You dont have to fill the whole spool with braid. Get you some 30lb braid, a 150yrd spool will do. and fill the rest with mono. on that size reel you will still have PLENTY of line to get everything done!


----------



## southern yakker (Jun 25, 2012)

It depends what you plan on going for I'd say. I have the 8500 and it is plenty enough reel for almost anything out here. If you do go for sharks I'd get the 8500 spooled with braid. If you don't plan on sharks I agree get at least the 5500 with mono on it. I have 30 pound mono and haven't gotten snapped off yet or came close to running out of line.the biggest fish I've caught was a 43 inch red and it handled it with no problem.


----------



## missplaced_idahoan (Feb 2, 2013)

Whitie9688 said:


> You dont have to fill the whole spool with braid. Get you some 30lb braid, a 150yrd spool will do. and fill the rest with mono. on that size reel you will still have PLENTY of line to get everything done!

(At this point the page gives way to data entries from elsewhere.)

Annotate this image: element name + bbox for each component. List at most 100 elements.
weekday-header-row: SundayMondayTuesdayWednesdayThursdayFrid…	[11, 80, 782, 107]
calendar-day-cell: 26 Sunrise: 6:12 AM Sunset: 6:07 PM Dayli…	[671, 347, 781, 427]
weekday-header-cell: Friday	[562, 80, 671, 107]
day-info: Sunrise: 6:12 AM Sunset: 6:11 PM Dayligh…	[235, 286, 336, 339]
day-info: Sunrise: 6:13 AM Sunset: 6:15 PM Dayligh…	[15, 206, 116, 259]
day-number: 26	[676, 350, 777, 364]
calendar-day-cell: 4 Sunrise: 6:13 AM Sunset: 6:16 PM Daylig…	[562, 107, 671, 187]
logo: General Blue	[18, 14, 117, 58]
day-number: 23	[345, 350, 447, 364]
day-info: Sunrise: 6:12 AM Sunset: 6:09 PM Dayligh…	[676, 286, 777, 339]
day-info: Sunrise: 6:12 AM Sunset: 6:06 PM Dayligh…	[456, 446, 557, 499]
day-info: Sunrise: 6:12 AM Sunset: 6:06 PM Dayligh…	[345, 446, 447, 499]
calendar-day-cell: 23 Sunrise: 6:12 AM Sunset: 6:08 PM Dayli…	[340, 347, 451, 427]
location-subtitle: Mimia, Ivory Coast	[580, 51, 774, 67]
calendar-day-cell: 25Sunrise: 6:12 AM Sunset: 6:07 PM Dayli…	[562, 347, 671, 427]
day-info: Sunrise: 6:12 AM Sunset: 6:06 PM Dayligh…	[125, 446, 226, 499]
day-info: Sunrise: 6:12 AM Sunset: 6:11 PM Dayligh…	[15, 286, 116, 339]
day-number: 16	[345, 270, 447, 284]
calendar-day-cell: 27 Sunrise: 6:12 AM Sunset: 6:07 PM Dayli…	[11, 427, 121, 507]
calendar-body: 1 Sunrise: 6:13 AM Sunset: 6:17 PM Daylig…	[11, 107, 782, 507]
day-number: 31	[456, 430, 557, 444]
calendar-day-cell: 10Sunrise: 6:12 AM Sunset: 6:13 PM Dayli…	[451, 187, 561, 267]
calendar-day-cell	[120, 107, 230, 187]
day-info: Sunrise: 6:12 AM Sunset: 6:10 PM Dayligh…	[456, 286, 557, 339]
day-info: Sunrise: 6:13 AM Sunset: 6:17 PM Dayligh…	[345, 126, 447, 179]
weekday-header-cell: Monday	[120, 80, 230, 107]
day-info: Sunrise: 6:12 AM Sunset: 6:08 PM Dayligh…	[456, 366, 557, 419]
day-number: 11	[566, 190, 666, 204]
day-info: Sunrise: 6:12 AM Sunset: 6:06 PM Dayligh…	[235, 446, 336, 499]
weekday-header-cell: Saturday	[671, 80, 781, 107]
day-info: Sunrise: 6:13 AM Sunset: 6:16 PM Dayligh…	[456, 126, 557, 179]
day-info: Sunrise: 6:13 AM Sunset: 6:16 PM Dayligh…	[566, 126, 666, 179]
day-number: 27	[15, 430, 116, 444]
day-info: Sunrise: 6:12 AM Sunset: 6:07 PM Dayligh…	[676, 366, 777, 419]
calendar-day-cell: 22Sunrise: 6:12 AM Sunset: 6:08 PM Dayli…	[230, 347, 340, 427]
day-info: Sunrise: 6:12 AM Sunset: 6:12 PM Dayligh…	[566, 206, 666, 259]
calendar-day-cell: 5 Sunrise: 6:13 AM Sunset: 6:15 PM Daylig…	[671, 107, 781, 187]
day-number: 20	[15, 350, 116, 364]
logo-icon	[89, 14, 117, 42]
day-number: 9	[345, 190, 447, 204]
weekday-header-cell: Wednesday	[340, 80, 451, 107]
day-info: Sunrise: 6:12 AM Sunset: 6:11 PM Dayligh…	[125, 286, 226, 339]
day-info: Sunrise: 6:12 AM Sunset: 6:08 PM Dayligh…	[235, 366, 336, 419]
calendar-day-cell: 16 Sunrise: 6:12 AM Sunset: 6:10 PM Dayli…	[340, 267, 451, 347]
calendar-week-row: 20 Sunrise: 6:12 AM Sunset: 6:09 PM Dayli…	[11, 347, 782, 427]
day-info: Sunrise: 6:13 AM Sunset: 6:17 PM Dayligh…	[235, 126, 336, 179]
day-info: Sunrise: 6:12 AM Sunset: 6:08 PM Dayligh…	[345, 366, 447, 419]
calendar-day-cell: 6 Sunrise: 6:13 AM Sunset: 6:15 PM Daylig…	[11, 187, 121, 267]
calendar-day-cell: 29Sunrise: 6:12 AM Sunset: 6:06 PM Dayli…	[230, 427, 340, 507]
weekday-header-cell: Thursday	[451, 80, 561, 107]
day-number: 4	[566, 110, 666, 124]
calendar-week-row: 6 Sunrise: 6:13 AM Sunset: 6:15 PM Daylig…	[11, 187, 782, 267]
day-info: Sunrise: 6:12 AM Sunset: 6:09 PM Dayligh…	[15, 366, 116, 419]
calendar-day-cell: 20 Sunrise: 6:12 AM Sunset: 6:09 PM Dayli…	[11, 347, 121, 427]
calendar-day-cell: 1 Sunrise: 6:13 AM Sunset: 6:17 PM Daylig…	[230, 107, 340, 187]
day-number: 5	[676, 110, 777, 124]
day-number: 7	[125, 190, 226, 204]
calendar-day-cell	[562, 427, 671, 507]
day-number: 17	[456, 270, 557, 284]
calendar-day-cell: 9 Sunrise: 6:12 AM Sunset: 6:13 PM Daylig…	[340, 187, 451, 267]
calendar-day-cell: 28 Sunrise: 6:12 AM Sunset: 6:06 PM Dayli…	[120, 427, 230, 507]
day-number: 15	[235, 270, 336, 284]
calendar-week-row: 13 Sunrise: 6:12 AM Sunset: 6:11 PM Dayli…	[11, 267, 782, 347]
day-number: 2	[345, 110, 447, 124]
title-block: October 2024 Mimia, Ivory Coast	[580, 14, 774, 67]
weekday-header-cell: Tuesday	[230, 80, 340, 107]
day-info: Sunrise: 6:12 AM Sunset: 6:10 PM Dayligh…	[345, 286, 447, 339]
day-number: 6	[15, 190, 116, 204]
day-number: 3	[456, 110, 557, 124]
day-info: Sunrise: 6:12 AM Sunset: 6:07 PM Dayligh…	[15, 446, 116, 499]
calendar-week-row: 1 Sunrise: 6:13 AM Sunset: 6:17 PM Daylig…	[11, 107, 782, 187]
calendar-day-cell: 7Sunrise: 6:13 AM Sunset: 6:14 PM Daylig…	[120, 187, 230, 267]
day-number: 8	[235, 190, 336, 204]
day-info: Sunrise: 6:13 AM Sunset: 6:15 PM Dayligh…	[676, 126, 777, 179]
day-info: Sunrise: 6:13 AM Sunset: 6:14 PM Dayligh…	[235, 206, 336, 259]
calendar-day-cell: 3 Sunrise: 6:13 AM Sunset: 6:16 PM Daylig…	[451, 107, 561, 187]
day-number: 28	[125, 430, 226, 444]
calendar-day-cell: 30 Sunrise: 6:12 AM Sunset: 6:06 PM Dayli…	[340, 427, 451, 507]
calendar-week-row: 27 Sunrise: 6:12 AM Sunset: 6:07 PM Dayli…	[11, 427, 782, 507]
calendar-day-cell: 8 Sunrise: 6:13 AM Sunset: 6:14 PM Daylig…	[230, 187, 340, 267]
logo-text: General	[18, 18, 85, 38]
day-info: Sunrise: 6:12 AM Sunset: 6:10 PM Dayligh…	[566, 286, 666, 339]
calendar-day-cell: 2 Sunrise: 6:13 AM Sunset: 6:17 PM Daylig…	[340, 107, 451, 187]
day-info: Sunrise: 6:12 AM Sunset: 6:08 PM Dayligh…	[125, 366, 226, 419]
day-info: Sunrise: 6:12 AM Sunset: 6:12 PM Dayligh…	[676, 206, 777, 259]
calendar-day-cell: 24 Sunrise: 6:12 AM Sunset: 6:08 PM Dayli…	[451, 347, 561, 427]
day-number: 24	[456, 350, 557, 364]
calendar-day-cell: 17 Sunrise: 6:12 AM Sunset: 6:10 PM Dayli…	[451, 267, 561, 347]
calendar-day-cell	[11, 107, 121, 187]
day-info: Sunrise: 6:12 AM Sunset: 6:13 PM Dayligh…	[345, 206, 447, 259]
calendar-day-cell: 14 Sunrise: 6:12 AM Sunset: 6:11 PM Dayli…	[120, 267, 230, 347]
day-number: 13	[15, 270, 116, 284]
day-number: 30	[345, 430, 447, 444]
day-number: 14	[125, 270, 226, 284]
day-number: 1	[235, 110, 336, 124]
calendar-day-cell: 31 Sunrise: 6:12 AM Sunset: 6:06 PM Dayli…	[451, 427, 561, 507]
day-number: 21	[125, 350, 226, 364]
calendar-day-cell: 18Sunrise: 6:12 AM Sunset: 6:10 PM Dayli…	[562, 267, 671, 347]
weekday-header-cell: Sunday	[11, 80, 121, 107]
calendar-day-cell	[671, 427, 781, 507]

 this is true, I think i just need some lessons on how to spool braid properly, ive tried spooling braid myself and i cant go 15 casts at any given time and not have a knot of some sort :001_huh:


----------



## Whitie9688 (Sep 28, 2007)

Come up to Hot Spots next time you need new braid and we will throw it on the line machine and get you set up man!


----------



## Tyler Massey (Oct 2, 2007)

On the 10ft rod I would say that the 5500-6500 would be perfect.

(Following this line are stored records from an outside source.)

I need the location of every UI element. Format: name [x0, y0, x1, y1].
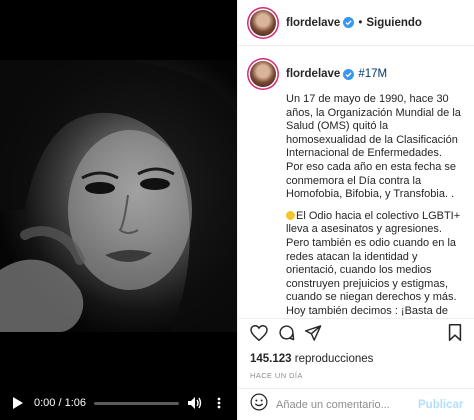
- caption-paragraph-2-text: El Odio hacia el colectivo LGBTI+ lleva …: [286, 209, 461, 317]
- comment-form: Publicar: [238, 388, 474, 420]
- views-label: reproducciones: [294, 353, 374, 365]
- post-side-panel: flordelave • Siguiendo flordelave #17M U…: [237, 0, 474, 420]
- video-controls: 0:00 / 1:06: [0, 386, 237, 420]
- comment-input[interactable]: [276, 398, 418, 411]
- caption-avatar[interactable]: [250, 61, 276, 87]
- verified-badge-icon: [343, 17, 355, 28]
- play-icon[interactable]: [10, 395, 26, 411]
- video-progress-bar[interactable]: [94, 401, 179, 405]
- volume-icon[interactable]: [187, 395, 203, 411]
- heart-icon[interactable]: [250, 324, 268, 346]
- hashtag-link[interactable]: #17M: [358, 68, 387, 80]
- caption-paragraph-2: El Odio hacia el colectivo LGBTI+ lleva …: [286, 210, 462, 317]
- header-username[interactable]: flordelave: [286, 17, 340, 29]
- caption-username[interactable]: flordelave: [286, 68, 340, 80]
- comment-icon[interactable]: [278, 324, 295, 346]
- verified-badge-icon: [343, 68, 355, 80]
- publish-button[interactable]: Publicar: [418, 399, 463, 411]
- post-header: flordelave • Siguiendo: [238, 0, 474, 46]
- emoji-icon[interactable]: [250, 393, 268, 416]
- portrait-image: [0, 60, 237, 332]
- caption-text: Un 17 de mayo de 1990, hace 30 años, la …: [286, 93, 462, 317]
- avatar[interactable]: [250, 9, 276, 36]
- video-player[interactable]: 0:00 / 1:06: [0, 0, 237, 420]
- views-number: 145.123: [250, 353, 292, 365]
- header-separator: •: [358, 16, 363, 29]
- action-icons: [250, 319, 462, 351]
- post-actions: 145.123 reproducciones Hace un día: [238, 318, 474, 380]
- video-time: 0:00 / 1:06: [34, 397, 86, 409]
- post-time-ago[interactable]: Hace un día: [250, 371, 462, 380]
- following-button[interactable]: Siguiendo: [366, 17, 422, 29]
- caption-area: flordelave #17M Un 17 de mayo de 1990, h…: [238, 47, 474, 317]
- views-count[interactable]: 145.123 reproducciones: [250, 353, 462, 365]
- caption-paragraph-1: Un 17 de mayo de 1990, hace 30 años, la …: [286, 93, 461, 201]
- more-vertical-icon[interactable]: [211, 395, 227, 411]
- bookmark-icon[interactable]: [448, 324, 462, 346]
- sun-emoji-icon: [286, 210, 295, 220]
- paper-plane-icon[interactable]: [305, 324, 322, 346]
- caption-header: flordelave #17M: [250, 61, 462, 87]
- video-frame-portrait[interactable]: [0, 60, 237, 332]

As far as spooling a reel, the best option is taking it to a local tackle store and letting them put the line on using a line machine.


----------



## Tyler Massey (Oct 2, 2007)

Whitie9688 said:


> Come up to Hot Spots next time you need new braid and we will throw it on the line machine and get you set up man!


Me and Clay are on the same page!! lol


----------



## Pompano Joe (Jan 28, 2009)

The SSVs are kind of like the Daiwa Emblems...big for the model number. I've had a 5500 SSV and IMHO it was just too big to fish the surf. If you'd fish a Penn 704 or 706 in the surf, then the 5500 is right on target. My suggestion would be the 4500. I used 20 pound PowerPro on my Conquer 5000s and never had a line related break-off. The 20 lb. also helped with the spool capacity. It took every bit of 300 yards. Came in handy when I wanter to wade out to cast and bring the rod back into the beach.


----------



## missplaced_idahoan (Feb 2, 2013)

Whitie9688 said:


> Come up to Hot Spots next time you need new braid and we will throw it on the line machine and get you set up man!

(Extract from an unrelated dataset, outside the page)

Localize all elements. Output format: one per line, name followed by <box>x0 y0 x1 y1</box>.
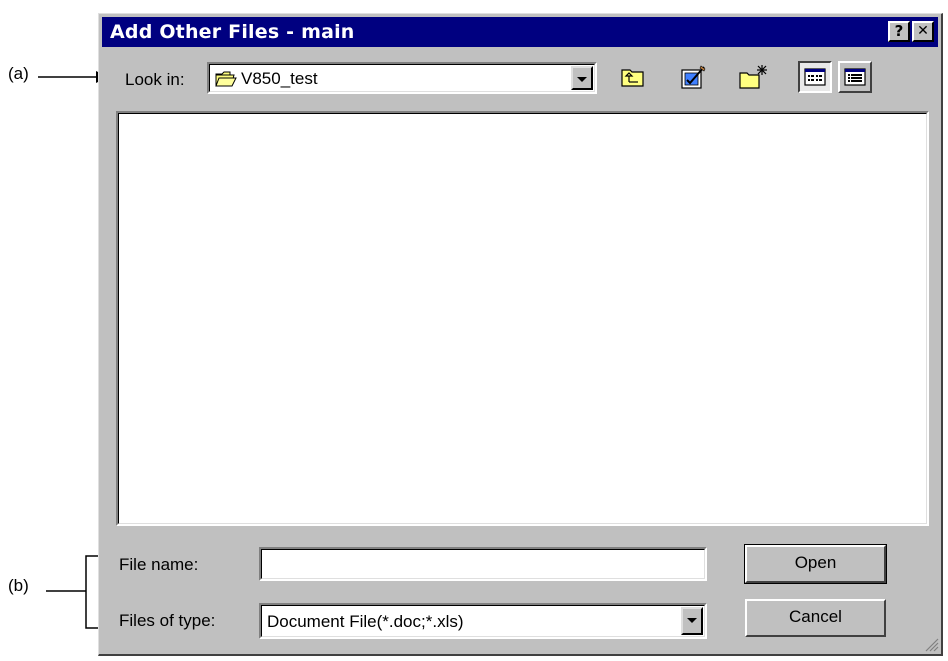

 ill be up there in the next few days. Ive have all but given up on Outcast (which sucks cuz they are only 1 1/2 miles from my house) simply because every time i go in there they completly ignore me and when i ask questions they give me the shortest most unhelpful answer they can think of. I dunno if its because im not a "local" or what. I always thought that half the reason you went into the local baitshop was to swap stories and tell lies to each other


----------



## missplaced_idahoan (Feb 2, 2013)

Pompano Joe said:


> The SSVs are kind of like the Daiwa Emblems...big for the model number. I've had a 5500 SSV and IMHO it was just too big to fish the surf. If you'd fish a Penn 704 or 706 in the surf, then the 5500 is right on target. My suggestion would be the 4500. I used 20 pound PowerPro on my Conquer 5000s and never had a line related break-off. The 20 lb. also helped with the spool capacity. It took every bit of 300 yards. Came in handy when I wanter to wade out to cast and bring the rod back into the beach.


 Ive never even held an SSV, are they bigger then the new SSM's?


----------



## southern yakker (Jun 25, 2012)

missplaced_idahoan said:


> ill be up there in the next few days. Ive have all but given up on Outcast (which sucks cuz they are only 1 1/2 miles from my house) simply because every time i go in there they completly ignore me and when i ask questions they give me the shortest most unhelpful answer they can think of. I dunno if its because im not a "local" or what. I always thought that half the reason you went into the local baitshop was to swap stories and tell lies to each other


Man that's sucks. I go in there a lot so I guess that helps but ive never had anyone ignore me. I feel the same about gulf breeze b and t and try to go to outcast or hot spots because of that same reason.


----------



## southern yakker (Jun 25, 2012)

missplaced_idahoan said:


> Ive never even held an SSV, are they bigger then the new SSM's?


Yeah they are quite a bit bigger. My 8500 is huge


----------